[OpenJDK 2D-Dev] [9] Review Request: 8059942 Default implementation of DrawImage.renderImageXform() should be improved for d3d/ogl

Sergey Bylokhov sergey.bylokhov at oracle.com
Fri Nov 14 14:40:01 UTC 2014


Hi, Jim.
Please review an updated version of the fix:
http://cr.openjdk.java.net/~serb/8059942/webrev.17
Two notes:
 - one additional byte still is added to the bands, since I am still checking the code where we use endIndex-1/endIndex+1/endIndex++ or swap it with curYrow, etc.

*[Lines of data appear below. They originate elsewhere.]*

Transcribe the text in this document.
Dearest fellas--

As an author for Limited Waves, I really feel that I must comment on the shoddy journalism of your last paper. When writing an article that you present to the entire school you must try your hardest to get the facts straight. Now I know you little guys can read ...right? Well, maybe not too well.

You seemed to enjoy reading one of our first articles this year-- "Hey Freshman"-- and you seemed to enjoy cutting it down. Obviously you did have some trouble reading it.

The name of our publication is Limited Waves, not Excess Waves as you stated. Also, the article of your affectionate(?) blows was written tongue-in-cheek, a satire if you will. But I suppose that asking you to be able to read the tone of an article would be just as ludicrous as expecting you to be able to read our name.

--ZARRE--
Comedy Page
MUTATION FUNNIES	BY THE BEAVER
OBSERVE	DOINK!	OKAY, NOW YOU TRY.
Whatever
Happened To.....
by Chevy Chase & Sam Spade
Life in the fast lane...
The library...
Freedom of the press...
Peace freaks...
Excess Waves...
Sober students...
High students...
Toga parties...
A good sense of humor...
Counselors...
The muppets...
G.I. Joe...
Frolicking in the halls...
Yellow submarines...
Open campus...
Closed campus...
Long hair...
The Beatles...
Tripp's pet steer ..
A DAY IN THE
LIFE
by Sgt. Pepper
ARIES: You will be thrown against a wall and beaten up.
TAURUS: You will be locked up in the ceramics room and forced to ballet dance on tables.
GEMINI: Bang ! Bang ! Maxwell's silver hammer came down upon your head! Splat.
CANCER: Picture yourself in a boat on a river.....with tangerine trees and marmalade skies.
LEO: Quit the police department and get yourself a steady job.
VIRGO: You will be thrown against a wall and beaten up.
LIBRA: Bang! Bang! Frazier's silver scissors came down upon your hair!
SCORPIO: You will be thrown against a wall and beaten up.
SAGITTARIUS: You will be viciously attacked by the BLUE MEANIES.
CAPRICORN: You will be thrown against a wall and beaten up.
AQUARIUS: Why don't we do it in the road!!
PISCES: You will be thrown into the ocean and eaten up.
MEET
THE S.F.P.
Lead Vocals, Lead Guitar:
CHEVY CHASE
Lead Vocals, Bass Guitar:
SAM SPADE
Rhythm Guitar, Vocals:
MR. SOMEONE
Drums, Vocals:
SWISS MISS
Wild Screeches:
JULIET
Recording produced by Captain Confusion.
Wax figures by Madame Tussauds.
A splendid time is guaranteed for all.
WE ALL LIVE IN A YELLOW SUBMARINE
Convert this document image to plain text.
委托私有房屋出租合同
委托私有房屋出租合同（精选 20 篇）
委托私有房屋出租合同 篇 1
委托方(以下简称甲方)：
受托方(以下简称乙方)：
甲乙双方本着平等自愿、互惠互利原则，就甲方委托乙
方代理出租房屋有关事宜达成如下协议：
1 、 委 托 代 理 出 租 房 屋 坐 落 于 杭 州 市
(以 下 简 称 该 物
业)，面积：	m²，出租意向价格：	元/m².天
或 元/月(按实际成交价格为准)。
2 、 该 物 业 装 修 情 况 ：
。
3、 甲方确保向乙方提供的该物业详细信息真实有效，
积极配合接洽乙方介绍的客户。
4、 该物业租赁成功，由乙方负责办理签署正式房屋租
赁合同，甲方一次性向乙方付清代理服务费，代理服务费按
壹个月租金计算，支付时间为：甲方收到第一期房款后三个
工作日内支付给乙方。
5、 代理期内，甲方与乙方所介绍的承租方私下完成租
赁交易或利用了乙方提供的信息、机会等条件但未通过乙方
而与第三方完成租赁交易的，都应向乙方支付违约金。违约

This isn't urgent.
 - "end < bands.length" was added to the loop for the reason of overall loop performance(+15%).

----- james.graham at oracle.com wrote:

> On 11/13/14 2:56 PM, Sergey Bylokhov wrote:
> > Hi, Jim
> >
> >> Please revert all "iff => if" changes in Region - those are not
> typos.
> >
> > ok
> >
> >> Hand-coding would require adding a bunch of code for clipping,
> though
> >> it might be faster still by avoiding all of the "are we on a new
> row?"
> >> testing in appendSpan/endRow().
> >
> > Looks like we get a big drawimage performance improvement from the
> previous fix - 30%(which is 10000% for the current jdk code) So I will
> try to go deeper and eliminate the call to appendSpan()/endRow.
> >
> >>
> >> Why does line 272 add "+1" for ?endIndex?  Other places simply use
> >> "#rows * 5".
> >
> > This is because of needSpace() implementation:
> > private void needSpace(int num) {
> >      if (endIndex + num >= bands.length) { }
> > If we have only one row then we need 5 bytes and num will be 5 =>
> equal to the bands.length => unnecessary copyArray will occures.
> > I suppose this is because endIndex should be a valid index in the
> bands array.
> 
> That is probably a bug.  That should probably be just ">" since I
> don't 
> see anywhere where we ever place anything in that last entry.
> 
> >> Other places in the code use the "clipAdd" and "dimAdd" methods to
> >> avoid
> >> overflow.  In this particular case we might have overflow for
> >> box[0-3].
> >>    On the other hand, since appendSpan() clips against the bounds
> we'd
> >
> >> resulting spans to be missing or incorrect (though it will never
> >> exceed
> >> the indicated bounding box even with overflow occuring)".
> >
> > I do not clip edges intentionally, because I trust the output of
> TransformHelper, which I assume should validate possible overflow.
> I'll update a javadoc.
> 
> Exactly, this falls more under the realm of "we're creating a new API
> 
> and even though it is only currently used by TransformHelper and we
> know 
> how that works, we should consider that this API might get re-used in
> 
> the future in other cases".  As I said, this code ensures that the 
> Region is valid, it just might produce unexpected (i.e. incorrect) 
> results if we ever overflow.  TransformHelper is unlikely to ever 
> produce values that are much outside of the 0-<couple thousand> range
> 
> since it only generates drawable-bounded coordinates so we should be 
> very far from overflow, though what if someone creates a BufferedImage
> 
> that is 1<<30 in dimensions (with the 64-bit VM and a lot of RAM)?